History

Great Britain
- Name: HMS Yarmouth
- Ordered: 23 January 1691
- Builder: Nicholas Barrett, Harwich
- Launched: 7 January 1695
- Fate: Broken up, 1707 and rebuilt to 1709;; finally broken up 1769.;

General characteristics as built
- Class & type: 70-gun third rate ship of the line
- Tons burthen: 1,059 bm
- Length: =*150 ft 10 in (46.0 m) (gundeck); 123 ft 11 in (37.8 m) (keel);
- Beam: 40 ft 1 in (12.2 m)
- Depth of hold: 16 ft 11 in (5.2 m)
- Propulsion: Sails
- Sail plan: Full-rigged ship
- Armament: 70 guns (comprising twenty-six 24-pounders, twenty-six demi-culverins, fourteen sakers and four 6-pounders)

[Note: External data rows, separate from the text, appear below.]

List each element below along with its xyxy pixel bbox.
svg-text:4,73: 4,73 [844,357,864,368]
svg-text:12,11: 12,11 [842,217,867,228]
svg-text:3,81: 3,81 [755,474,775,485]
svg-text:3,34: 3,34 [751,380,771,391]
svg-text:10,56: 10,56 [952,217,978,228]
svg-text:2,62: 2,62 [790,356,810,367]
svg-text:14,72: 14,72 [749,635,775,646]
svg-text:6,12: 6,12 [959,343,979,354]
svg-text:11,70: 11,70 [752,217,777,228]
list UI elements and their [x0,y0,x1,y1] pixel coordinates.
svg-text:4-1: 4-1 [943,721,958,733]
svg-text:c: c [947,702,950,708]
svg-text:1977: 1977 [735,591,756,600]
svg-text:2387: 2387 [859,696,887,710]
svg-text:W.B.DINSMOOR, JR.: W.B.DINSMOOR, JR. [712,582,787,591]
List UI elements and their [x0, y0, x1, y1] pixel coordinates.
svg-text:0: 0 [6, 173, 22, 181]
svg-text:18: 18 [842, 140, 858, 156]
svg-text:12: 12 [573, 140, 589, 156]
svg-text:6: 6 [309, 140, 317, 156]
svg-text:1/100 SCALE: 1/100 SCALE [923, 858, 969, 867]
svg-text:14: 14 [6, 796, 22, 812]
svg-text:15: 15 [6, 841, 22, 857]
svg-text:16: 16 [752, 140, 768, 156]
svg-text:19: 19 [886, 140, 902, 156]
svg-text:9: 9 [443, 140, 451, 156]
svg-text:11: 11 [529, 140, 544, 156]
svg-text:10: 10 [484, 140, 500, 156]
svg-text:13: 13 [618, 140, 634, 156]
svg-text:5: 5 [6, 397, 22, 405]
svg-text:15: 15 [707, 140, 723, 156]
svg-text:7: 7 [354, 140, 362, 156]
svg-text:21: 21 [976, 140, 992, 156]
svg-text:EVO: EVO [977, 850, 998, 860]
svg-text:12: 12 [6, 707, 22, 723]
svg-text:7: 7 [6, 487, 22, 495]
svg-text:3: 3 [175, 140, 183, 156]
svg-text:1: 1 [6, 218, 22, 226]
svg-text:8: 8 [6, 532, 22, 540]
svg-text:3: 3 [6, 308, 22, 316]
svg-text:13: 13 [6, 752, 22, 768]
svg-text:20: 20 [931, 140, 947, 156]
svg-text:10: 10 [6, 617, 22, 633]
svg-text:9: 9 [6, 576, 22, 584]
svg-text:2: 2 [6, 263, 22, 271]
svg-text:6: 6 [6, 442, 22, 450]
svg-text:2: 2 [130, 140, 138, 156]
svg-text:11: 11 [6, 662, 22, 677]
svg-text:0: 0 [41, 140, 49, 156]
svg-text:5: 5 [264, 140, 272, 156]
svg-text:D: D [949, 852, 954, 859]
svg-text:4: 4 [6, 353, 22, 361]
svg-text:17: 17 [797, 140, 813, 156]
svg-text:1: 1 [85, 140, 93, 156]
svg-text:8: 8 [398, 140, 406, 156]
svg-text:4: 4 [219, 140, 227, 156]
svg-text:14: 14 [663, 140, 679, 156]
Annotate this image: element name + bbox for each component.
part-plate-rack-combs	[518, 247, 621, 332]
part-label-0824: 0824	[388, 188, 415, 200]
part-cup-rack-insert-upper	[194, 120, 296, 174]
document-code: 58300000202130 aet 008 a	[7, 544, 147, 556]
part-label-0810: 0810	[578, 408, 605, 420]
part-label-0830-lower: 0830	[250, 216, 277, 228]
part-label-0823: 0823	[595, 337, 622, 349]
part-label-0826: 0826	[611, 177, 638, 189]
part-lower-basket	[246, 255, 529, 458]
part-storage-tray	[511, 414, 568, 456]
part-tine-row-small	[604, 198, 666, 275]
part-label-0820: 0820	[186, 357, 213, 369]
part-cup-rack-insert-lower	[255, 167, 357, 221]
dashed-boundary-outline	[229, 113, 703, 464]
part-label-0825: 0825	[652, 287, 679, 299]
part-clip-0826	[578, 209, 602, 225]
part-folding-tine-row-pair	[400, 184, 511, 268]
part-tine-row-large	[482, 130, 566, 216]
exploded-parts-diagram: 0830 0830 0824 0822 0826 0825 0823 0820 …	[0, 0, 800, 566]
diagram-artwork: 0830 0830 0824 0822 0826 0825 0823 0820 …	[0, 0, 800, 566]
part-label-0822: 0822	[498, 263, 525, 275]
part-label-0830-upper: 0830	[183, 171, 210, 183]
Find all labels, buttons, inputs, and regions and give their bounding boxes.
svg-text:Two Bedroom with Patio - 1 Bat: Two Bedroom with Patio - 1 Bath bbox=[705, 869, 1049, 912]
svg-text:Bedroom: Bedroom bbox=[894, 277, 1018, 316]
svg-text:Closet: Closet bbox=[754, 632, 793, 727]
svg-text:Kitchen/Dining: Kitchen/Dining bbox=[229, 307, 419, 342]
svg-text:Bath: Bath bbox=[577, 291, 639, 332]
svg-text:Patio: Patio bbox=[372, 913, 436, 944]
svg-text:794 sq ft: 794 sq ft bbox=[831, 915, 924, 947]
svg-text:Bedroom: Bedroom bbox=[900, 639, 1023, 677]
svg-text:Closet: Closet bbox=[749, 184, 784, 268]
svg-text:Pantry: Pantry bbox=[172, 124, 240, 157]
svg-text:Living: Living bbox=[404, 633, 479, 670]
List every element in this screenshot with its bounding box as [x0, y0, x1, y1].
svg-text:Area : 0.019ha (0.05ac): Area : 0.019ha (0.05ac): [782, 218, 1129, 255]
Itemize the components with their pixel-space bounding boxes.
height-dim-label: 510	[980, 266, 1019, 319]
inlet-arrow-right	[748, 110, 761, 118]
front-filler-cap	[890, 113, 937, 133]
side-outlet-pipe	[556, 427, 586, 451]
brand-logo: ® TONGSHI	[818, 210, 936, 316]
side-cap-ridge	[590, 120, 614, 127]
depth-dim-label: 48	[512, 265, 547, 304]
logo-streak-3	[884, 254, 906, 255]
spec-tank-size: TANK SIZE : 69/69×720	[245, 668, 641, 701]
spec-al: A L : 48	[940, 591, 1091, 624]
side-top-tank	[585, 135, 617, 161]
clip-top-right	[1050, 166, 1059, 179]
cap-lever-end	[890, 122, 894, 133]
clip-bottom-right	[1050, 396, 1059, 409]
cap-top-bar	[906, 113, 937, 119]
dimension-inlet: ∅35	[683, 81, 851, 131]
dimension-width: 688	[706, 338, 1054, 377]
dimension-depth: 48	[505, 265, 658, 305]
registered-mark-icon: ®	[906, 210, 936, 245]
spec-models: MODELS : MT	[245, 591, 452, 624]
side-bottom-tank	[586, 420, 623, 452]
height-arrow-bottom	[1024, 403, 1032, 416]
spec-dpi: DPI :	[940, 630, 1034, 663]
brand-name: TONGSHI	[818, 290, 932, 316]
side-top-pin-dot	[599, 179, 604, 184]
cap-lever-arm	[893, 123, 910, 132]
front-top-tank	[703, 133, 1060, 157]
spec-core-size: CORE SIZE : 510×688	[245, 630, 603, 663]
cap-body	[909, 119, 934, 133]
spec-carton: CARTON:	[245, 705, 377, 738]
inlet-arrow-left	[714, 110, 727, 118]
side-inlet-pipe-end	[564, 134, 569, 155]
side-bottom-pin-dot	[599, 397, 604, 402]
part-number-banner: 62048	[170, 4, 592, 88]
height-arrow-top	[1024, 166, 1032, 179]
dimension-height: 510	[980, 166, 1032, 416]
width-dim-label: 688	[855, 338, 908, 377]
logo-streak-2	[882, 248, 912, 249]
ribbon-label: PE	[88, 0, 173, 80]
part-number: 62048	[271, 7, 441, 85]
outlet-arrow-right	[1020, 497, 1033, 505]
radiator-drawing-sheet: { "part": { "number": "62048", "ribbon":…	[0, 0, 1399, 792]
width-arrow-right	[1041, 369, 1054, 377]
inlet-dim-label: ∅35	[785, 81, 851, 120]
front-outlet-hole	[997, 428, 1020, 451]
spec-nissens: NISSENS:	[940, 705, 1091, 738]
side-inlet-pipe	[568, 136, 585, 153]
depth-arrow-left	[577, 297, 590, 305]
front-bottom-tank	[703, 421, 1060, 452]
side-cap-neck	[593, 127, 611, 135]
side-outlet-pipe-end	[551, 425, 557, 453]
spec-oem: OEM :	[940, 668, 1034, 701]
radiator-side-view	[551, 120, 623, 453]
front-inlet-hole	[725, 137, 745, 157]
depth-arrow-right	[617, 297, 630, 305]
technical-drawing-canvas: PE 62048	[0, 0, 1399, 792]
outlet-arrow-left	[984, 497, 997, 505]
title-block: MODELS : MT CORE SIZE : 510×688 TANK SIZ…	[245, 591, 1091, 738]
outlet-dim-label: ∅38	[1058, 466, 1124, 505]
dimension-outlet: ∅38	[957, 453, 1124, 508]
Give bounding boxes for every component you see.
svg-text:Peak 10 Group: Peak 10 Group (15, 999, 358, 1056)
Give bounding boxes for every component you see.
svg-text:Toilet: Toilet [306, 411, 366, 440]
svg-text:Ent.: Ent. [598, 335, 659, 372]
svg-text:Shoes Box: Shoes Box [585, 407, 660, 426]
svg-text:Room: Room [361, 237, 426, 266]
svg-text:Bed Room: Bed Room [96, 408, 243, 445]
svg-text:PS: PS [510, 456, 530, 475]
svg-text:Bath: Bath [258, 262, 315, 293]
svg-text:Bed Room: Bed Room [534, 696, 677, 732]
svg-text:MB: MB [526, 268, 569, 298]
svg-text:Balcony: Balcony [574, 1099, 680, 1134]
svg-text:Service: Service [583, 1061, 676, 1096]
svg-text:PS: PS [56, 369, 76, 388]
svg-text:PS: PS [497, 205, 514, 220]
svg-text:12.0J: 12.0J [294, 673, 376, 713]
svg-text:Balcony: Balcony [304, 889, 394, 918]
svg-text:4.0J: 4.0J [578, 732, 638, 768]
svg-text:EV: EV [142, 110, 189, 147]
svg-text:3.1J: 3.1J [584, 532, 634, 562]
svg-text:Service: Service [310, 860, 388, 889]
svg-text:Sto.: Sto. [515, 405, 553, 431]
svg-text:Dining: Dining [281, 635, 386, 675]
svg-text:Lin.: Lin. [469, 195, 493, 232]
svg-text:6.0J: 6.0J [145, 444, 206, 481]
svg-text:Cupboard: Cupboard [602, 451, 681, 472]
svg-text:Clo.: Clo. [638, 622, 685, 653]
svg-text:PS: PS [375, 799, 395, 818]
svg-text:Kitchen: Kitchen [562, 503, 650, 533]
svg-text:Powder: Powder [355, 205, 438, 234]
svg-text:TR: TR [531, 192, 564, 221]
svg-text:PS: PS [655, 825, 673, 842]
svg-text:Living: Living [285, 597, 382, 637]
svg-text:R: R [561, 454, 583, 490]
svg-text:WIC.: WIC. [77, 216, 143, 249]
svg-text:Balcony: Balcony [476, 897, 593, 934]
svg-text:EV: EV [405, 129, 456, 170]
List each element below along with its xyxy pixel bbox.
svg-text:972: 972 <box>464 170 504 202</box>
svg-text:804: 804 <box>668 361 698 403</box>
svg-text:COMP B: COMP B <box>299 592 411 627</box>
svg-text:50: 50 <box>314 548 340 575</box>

General characteristics after 1709 rebuild
- Class & type: 1706 Establishment 70-gun third rate ship of the line
- Tons burthen: 1,110 60/94 bm
- Length: 150 ft (45.7 m) (gundeck); 123 ft 4 in (37.6 m) (keel);
- Beam: 41 ft (12 m)
- Depth of hold: 17 ft 4 in (5.3 m)
- Armament: 70 guns:; Gundeck: 26 × 24 pdrs; Upper gundeck: 26 × 12 pdrs; Quarterdeck: 14 × 6 pdrs; Forecastle: 4 × 6 pdrs;

= HMS Yarmouth (1695) =

Ship of the line of the Royal Navy

HMS Yarmouth was a 70-gun third rate ship of the line of the English Royal Navy, built for the navy by a private contractor at Harwich under the 1690 Programme, and launched in 1695.

She was commissioned in 1695 under Captain James Moodie, and joined Berkeley's squadron. She sailed to the Mediterranean in 1696. In February 1696 she was under Captain William Whetstone, and in 1697 under Captain William Clevland. In 1702 she was in service under Captain William Prother, serving with Rooke's fleet at Cadiz in 1702 before proceeding to the West Indies. She took part in the Battle of Velez-Malaga on 13 August 1704.

The Yarmouth was broken up in 1707 and rebuilt according to the 1706 Establishment by John Wicker at his Deptford private shipyard, being re-launched on 9 September 1709. She served until 1740, when she was hulked at Portsmouth, being finally broken up in 1769.